Acórdão nº 1843/21.7T8CHV.G1 de Tribunal da Relação de Guimarães, 2023-06-07

Ano2023
Número Acordão1843/21.7T8CHV.G1
ÓrgãoTribunal da Relação de Guimarães

Recorrente: AA

ACORDAM OS JUÍZES DA 1ª SECÇÃO CÍVEL DO TRIBUNAL DA RELAÇÃO DE GUIMARÃES

1. Relatório

A 30/11/2021 AA instaurou ação declarativa comum contra BB e CC formulando o seguinte pedido:
A) Declarar-se que o Réu não é filho do falecido DD, para todos os efeitos legais e que os registos da paternidade que ora se impugnam sejam declarados nulos e cancelados, ao abrigo do disposto no art.º 1848.º do Código Civil, ordenando-se em consequência o cancelamento do registo da paternidade;
B) Bem como condenando-se o Réu à sua apresentação e submissão a exames hematológicos a serem feitos na Delegação do ... do Instituto Nacional de Medicina Legal.
C) Ser determinado o averbamento da decisão judicial ao assento de nascimento do Réu, eliminando a paternidade do autor e também da avoenga paterna, conforme as disposições do Código de Registo Civil.

Alegou para tanto que o réu BB nasceu a .../.../1995, tendo sido registado como filho de DD, por este se encontrar casado com a sua mãe, a 2ª Ré; o referido DD faleceu a .../.../2019; o registo da paternidade não corresponde à verdade, não sendo o falecido DD pai do R.; é agora do conhecimento do autor que a segunda ré (e sua mãe), logo após o casamento iniciou um relacionamento com EE, o qual se prolongou por décadas e culminou em casamento no ano de 2019, mantendo nesse período de tempo e nomeadamente durante o ano de 1994, aquando da conceção do réu BB, relações sexuais de cópula completa, nomeadamente nos primeiros 120 dias dos 300 que precederam o seu nascimento.

Num dos dias do final das férias de verão de 2021, o autor tomou conhecimento dos factos supra referidos; tendo procurado apurar a veracidade de tais factos, durante o mês de Setembro confirmou a muito provável veracidade dos mesmos.

Citados contestaram ambos os RR., invocando, no que releva à economia do recurso, que o art.º 1844º, n.º 2, alínea a) do CC estabelece o prazo de 90 dias para os descendentes do presumido pai intentarem ação de impugnação da paternidade, contados da morte do mesmo; tendo DD falecido a .../.../2019 e a acção entrado a 30/11/2021, ocorre a caducidade do direito de propositura da acção.

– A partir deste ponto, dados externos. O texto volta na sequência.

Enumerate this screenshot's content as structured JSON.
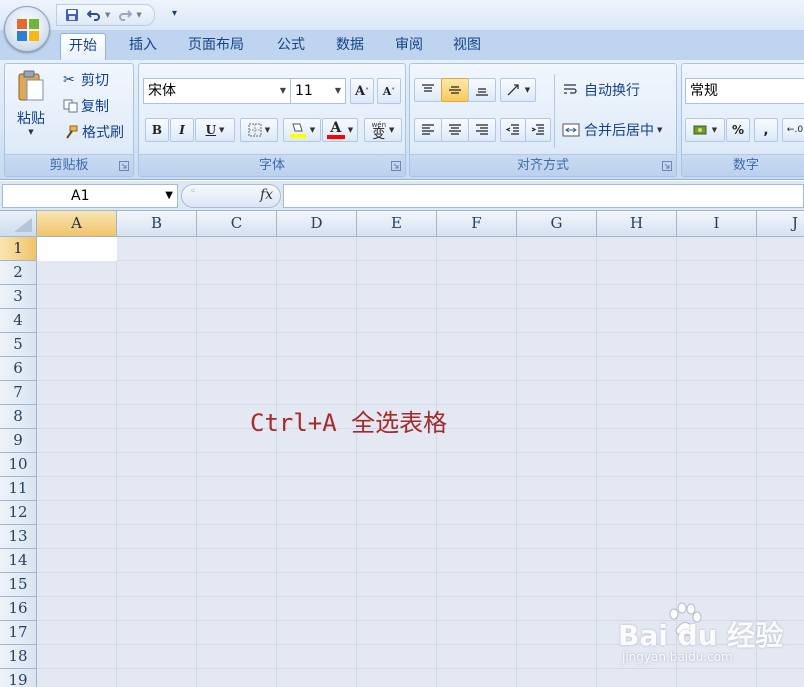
{
  "qat": {
    "customize": "▾"
  },
  "tabs": [
    {
      "label": "开始",
      "active": true
    },
    {
      "label": "插入"
    },
    {
      "label": "页面布局"
    },
    {
      "label": "公式"
    },
    {
      "label": "数据"
    },
    {
      "label": "审阅"
    },
    {
      "label": "视图"
    }
  ],
  "clipboard": {
    "paste": "粘贴",
    "cut": "剪切",
    "copy": "复制",
    "format_painter": "格式刷",
    "label": "剪贴板"
  },
  "font": {
    "name": "宋体",
    "size": "11",
    "grow": "A",
    "shrink": "A",
    "bold": "B",
    "italic": "I",
    "underline": "U",
    "font_color_letter": "A",
    "phonetic": "wén",
    "phonetic_char": "变",
    "label": "字体"
  },
  "alignment": {
    "wrap_text": "自动换行",
    "merge_center": "合并后居中",
    "label": "对齐方式"
  },
  "number": {
    "format": "常规",
    "percent": "%",
    "comma": ",",
    "label": "数字"
  },
  "formula_bar": {
    "name_box": "A1",
    "fx": "fx",
    "value": ""
  },
  "sheet": {
    "columns": [
      "A",
      "B",
      "C",
      "D",
      "E",
      "F",
      "G",
      "H",
      "I",
      "J"
    ],
    "rows": [
      "1",
      "2",
      "3",
      "4",
      "5",
      "6",
      "7",
      "8",
      "9",
      "10",
      "11",
      "12",
      "13",
      "14",
      "15",
      "16",
      "17",
      "18",
      "19"
    ]
  },
  "annotation": "Ctrl+A 全选表格",
  "watermark": {
    "brand": "Bai du 经验",
    "url": "jingyan.baidu.com"
  },
  "colors": {
    "annotation": "#a52a2a",
    "selection": "#f1c46a",
    "sheet_bg": "#e4e8f2"
  }
}
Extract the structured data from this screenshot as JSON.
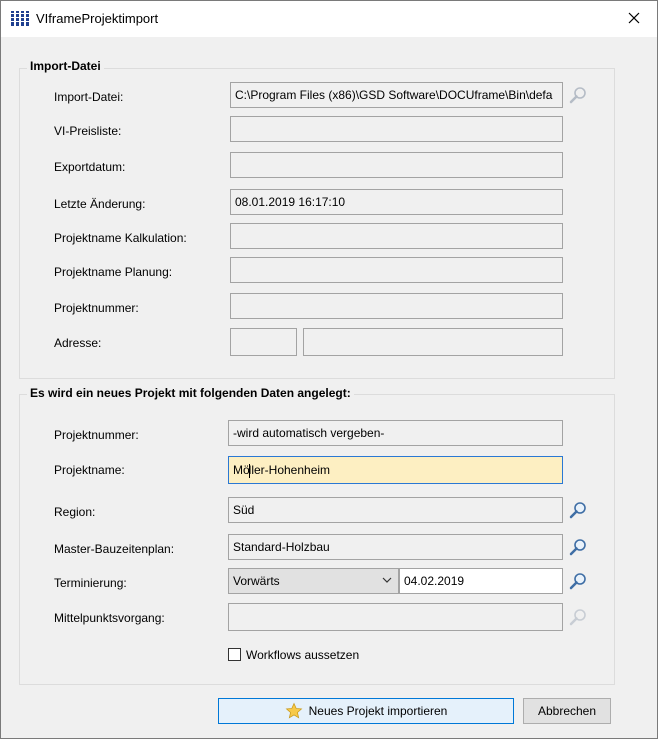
{
  "window": {
    "title": "VIframeProjektimport"
  },
  "import_group": {
    "title": "Import-Datei",
    "rows": [
      {
        "label": "Import-Datei:",
        "value": "C:\\Program Files (x86)\\GSD Software\\DOCUframe\\Bin\\defa"
      },
      {
        "label": "VI-Preisliste:",
        "value": ""
      },
      {
        "label": "Exportdatum:",
        "value": ""
      },
      {
        "label": "Letzte Änderung:",
        "value": "08.01.2019 16:17:10"
      },
      {
        "label": "Projektname Kalkulation:",
        "value": ""
      },
      {
        "label": "Projektname Planung:",
        "value": ""
      },
      {
        "label": "Projektnummer:",
        "value": ""
      },
      {
        "label": "Adresse:",
        "value_short": "",
        "value_long": ""
      }
    ]
  },
  "new_project_group": {
    "title": "Es wird ein neues Projekt mit folgenden Daten angelegt:",
    "projektnummer": {
      "label": "Projektnummer:",
      "value": "-wird automatisch vergeben-"
    },
    "projektname": {
      "label": "Projektname:",
      "value_before_cursor": "Mö",
      "value_after_cursor": "ller-Hohenheim"
    },
    "region": {
      "label": "Region:",
      "value": "Süd"
    },
    "master": {
      "label": "Master-Bauzeitenplan:",
      "value": "Standard-Holzbau"
    },
    "terminierung": {
      "label": "Terminierung:",
      "select_value": "Vorwärts",
      "date_value": "04.02.2019"
    },
    "mittelpunkt": {
      "label": "Mittelpunktsvorgang:",
      "value": ""
    },
    "workflows": {
      "label": "Workflows aussetzen",
      "checked": false
    }
  },
  "buttons": {
    "import_label": "Neues Projekt importieren",
    "cancel_label": "Abbrechen"
  },
  "colors": {
    "active_field_bg": "#fdefc2",
    "active_field_border": "#2a78d4",
    "primary_button_border": "#0078d7"
  }
}
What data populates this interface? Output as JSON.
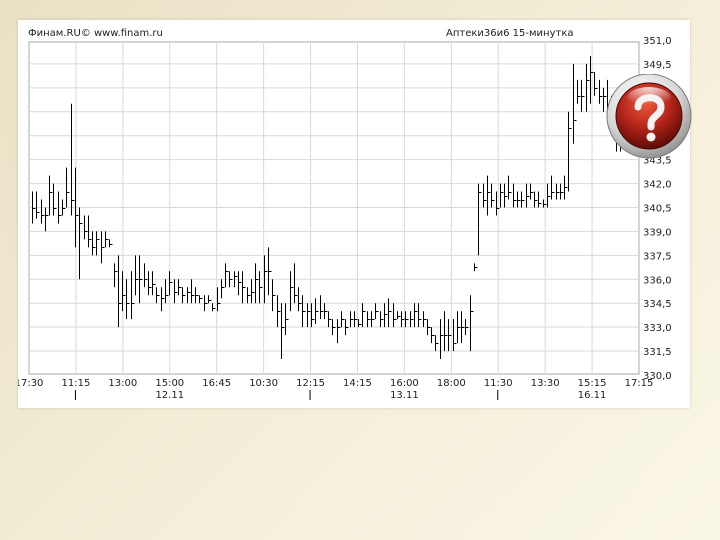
{
  "header": {
    "source": "Финам.RU© www.finam.ru",
    "instrument": "Аптеки36и6 15-минутка"
  },
  "help_icon": {
    "name": "help-question-icon",
    "color": "#b3241a"
  },
  "chart_data": {
    "type": "ohlc",
    "title": "Аптеки36и6 15-минутка",
    "ylim": [
      330.0,
      351.0
    ],
    "y_ticks": [
      351.0,
      349.5,
      348.0,
      346.5,
      345.0,
      343.5,
      342.0,
      340.5,
      339.0,
      337.5,
      336.0,
      334.5,
      333.0,
      331.5,
      330.0
    ],
    "y_tick_labels": [
      "351,0",
      "349,5",
      "348,0",
      "346,5",
      "345,0",
      "343,5",
      "342,0",
      "340,5",
      "339,0",
      "337,5",
      "336,0",
      "334,5",
      "333,0",
      "331,5",
      "330,0"
    ],
    "x_ticks": [
      "17:30",
      "11:15",
      "13:00",
      "15:00",
      "16:45",
      "10:30",
      "12:15",
      "14:15",
      "16:00",
      "18:00",
      "11:30",
      "13:30",
      "15:15",
      "17:15"
    ],
    "date_labels": [
      "12.11",
      "13.11",
      "16.11"
    ],
    "grid": true,
    "bars": [
      [
        341.5,
        339.5,
        340.5
      ],
      [
        341.5,
        339.8,
        340.2
      ],
      [
        341.0,
        339.5,
        340.0
      ],
      [
        340.5,
        339.0,
        340.0
      ],
      [
        342.5,
        340.0,
        341.5
      ],
      [
        342.0,
        340.0,
        340.5
      ],
      [
        341.5,
        339.5,
        340.0
      ],
      [
        341.0,
        340.0,
        340.5
      ],
      [
        343.0,
        340.5,
        341.5
      ],
      [
        347.0,
        340.0,
        341.0
      ],
      [
        343.0,
        338.0,
        340.0
      ],
      [
        340.5,
        336.0,
        339.5
      ],
      [
        340.0,
        338.5,
        339.0
      ],
      [
        340.0,
        338.0,
        338.5
      ],
      [
        339.0,
        337.5,
        338.0
      ],
      [
        339.0,
        337.5,
        338.5
      ],
      [
        339.0,
        337.0,
        338.0
      ],
      [
        339.0,
        338.0,
        338.5
      ],
      [
        338.5,
        338.0,
        338.2
      ],
      [
        337.0,
        335.5,
        336.5
      ],
      [
        337.5,
        333.0,
        334.5
      ],
      [
        336.5,
        334.0,
        335.0
      ],
      [
        336.0,
        333.5,
        334.5
      ],
      [
        336.5,
        333.5,
        334.5
      ],
      [
        337.5,
        335.0,
        336.0
      ],
      [
        337.5,
        334.5,
        336.0
      ],
      [
        337.0,
        335.5,
        336.0
      ],
      [
        336.5,
        335.0,
        335.5
      ],
      [
        336.5,
        335.0,
        335.7
      ],
      [
        335.5,
        334.5,
        335.0
      ],
      [
        335.5,
        334.0,
        334.8
      ],
      [
        336.0,
        334.5,
        335.0
      ],
      [
        336.5,
        335.0,
        335.8
      ],
      [
        336.0,
        334.5,
        335.2
      ],
      [
        336.0,
        335.0,
        335.5
      ],
      [
        335.5,
        334.5,
        335.0
      ],
      [
        335.5,
        334.5,
        335.2
      ],
      [
        336.0,
        334.5,
        335.0
      ],
      [
        335.5,
        334.5,
        335.0
      ],
      [
        335.0,
        334.5,
        334.8
      ],
      [
        335.0,
        334.0,
        334.5
      ],
      [
        335.0,
        334.5,
        334.7
      ],
      [
        334.5,
        334.0,
        334.2
      ],
      [
        335.5,
        334.0,
        334.5
      ],
      [
        336.0,
        334.8,
        335.5
      ],
      [
        337.0,
        335.5,
        336.5
      ],
      [
        336.5,
        335.5,
        336.0
      ],
      [
        336.5,
        335.5,
        336.2
      ],
      [
        336.5,
        335.0,
        335.8
      ],
      [
        336.5,
        334.5,
        335.5
      ],
      [
        335.5,
        334.5,
        335.0
      ],
      [
        336.0,
        334.5,
        335.2
      ],
      [
        337.0,
        334.5,
        336.0
      ],
      [
        336.5,
        334.5,
        335.5
      ],
      [
        337.5,
        334.5,
        336.5
      ],
      [
        338.0,
        335.0,
        336.5
      ],
      [
        336.0,
        334.0,
        335.0
      ],
      [
        335.0,
        333.0,
        334.0
      ],
      [
        334.5,
        331.0,
        333.0
      ],
      [
        334.5,
        332.5,
        333.5
      ],
      [
        336.5,
        334.0,
        335.5
      ],
      [
        337.0,
        334.5,
        335.0
      ],
      [
        335.5,
        334.0,
        334.5
      ],
      [
        335.0,
        333.0,
        334.0
      ],
      [
        334.5,
        333.0,
        334.0
      ],
      [
        334.5,
        333.0,
        333.5
      ],
      [
        334.8,
        333.2,
        334.0
      ],
      [
        335.0,
        333.5,
        334.0
      ],
      [
        334.5,
        333.5,
        334.0
      ],
      [
        334.0,
        333.0,
        333.5
      ],
      [
        333.5,
        332.5,
        333.0
      ],
      [
        333.5,
        332.0,
        333.0
      ],
      [
        334.0,
        333.0,
        333.5
      ],
      [
        333.5,
        332.5,
        333.0
      ],
      [
        334.0,
        333.0,
        333.5
      ],
      [
        334.0,
        333.0,
        333.5
      ],
      [
        333.5,
        333.0,
        333.2
      ],
      [
        334.5,
        333.0,
        334.0
      ],
      [
        334.0,
        333.0,
        333.5
      ],
      [
        334.0,
        333.0,
        333.5
      ],
      [
        334.5,
        333.5,
        334.0
      ],
      [
        334.0,
        333.0,
        333.5
      ],
      [
        334.5,
        333.0,
        333.8
      ],
      [
        334.8,
        333.0,
        334.0
      ],
      [
        334.5,
        333.0,
        333.5
      ],
      [
        334.0,
        333.5,
        333.7
      ],
      [
        334.0,
        333.0,
        333.5
      ],
      [
        334.0,
        333.0,
        333.5
      ],
      [
        334.0,
        333.0,
        333.5
      ],
      [
        334.5,
        333.0,
        334.0
      ],
      [
        334.5,
        333.0,
        333.5
      ],
      [
        334.0,
        333.0,
        333.5
      ],
      [
        333.5,
        332.5,
        333.0
      ],
      [
        333.0,
        332.0,
        332.5
      ],
      [
        332.5,
        331.5,
        332.0
      ],
      [
        333.5,
        331.0,
        332.5
      ],
      [
        334.0,
        331.5,
        332.5
      ],
      [
        333.5,
        331.5,
        332.5
      ],
      [
        333.5,
        331.5,
        332.0
      ],
      [
        334.0,
        332.0,
        333.0
      ],
      [
        334.0,
        332.0,
        333.0
      ],
      [
        333.5,
        332.5,
        333.0
      ],
      [
        335.0,
        331.5,
        334.0
      ],
      [
        337.0,
        336.5,
        336.8
      ],
      [
        342.0,
        337.5,
        341.5
      ],
      [
        342.0,
        340.5,
        341.0
      ],
      [
        342.5,
        340.0,
        341.5
      ],
      [
        342.0,
        340.5,
        341.0
      ],
      [
        341.5,
        340.0,
        340.5
      ],
      [
        342.0,
        340.5,
        341.5
      ],
      [
        342.0,
        340.5,
        341.2
      ],
      [
        342.5,
        341.0,
        341.5
      ],
      [
        342.0,
        340.5,
        341.0
      ],
      [
        341.5,
        340.5,
        341.0
      ],
      [
        341.5,
        340.5,
        341.0
      ],
      [
        342.0,
        340.5,
        341.2
      ],
      [
        342.0,
        341.0,
        341.5
      ],
      [
        341.5,
        340.5,
        341.0
      ],
      [
        341.5,
        340.5,
        340.8
      ],
      [
        341.0,
        340.5,
        340.7
      ],
      [
        342.0,
        340.5,
        341.2
      ],
      [
        342.5,
        341.0,
        341.5
      ],
      [
        342.0,
        341.0,
        341.5
      ],
      [
        342.0,
        341.0,
        341.5
      ],
      [
        342.5,
        341.0,
        341.8
      ],
      [
        346.5,
        341.5,
        345.5
      ],
      [
        349.5,
        344.5,
        346.0
      ],
      [
        348.5,
        347.0,
        347.5
      ],
      [
        348.5,
        346.5,
        347.5
      ],
      [
        349.5,
        346.5,
        348.5
      ],
      [
        350.0,
        347.0,
        349.0
      ],
      [
        349.0,
        347.5,
        348.0
      ],
      [
        348.5,
        347.0,
        347.5
      ],
      [
        348.0,
        346.5,
        347.5
      ],
      [
        348.5,
        346.0,
        347.0
      ],
      [
        347.5,
        345.5,
        346.5
      ],
      [
        346.5,
        344.0,
        345.5
      ],
      [
        345.5,
        344.0,
        345.0
      ]
    ]
  }
}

O A. foi notificado para se pronunciar quanto à excepção invocada.

Notificado para se pronunciar sobre a exceção da caducidade arguida, veio o mesmo dizer, em síntese, que tendo o DD falecido há menos de 3 anos e o A. tido conhecimento efectivo dos factos e do seu direito há menos de 90 dias, só a partir daquele data (mês de Setembro de 2021) podia exercer o seu direito, não se verificando assim a caducidade, que deve improceder.

Sem audiência prévia, foi proferido despacho saneador que, conhecendo do mérito, decidiu:
“Em face do exposto na presente ação que AA instaurou contra BB e CC, julgo verificada a exceção perenptória da caducidade do direito do autor, e em consequência, absolvo os réus do pedido.”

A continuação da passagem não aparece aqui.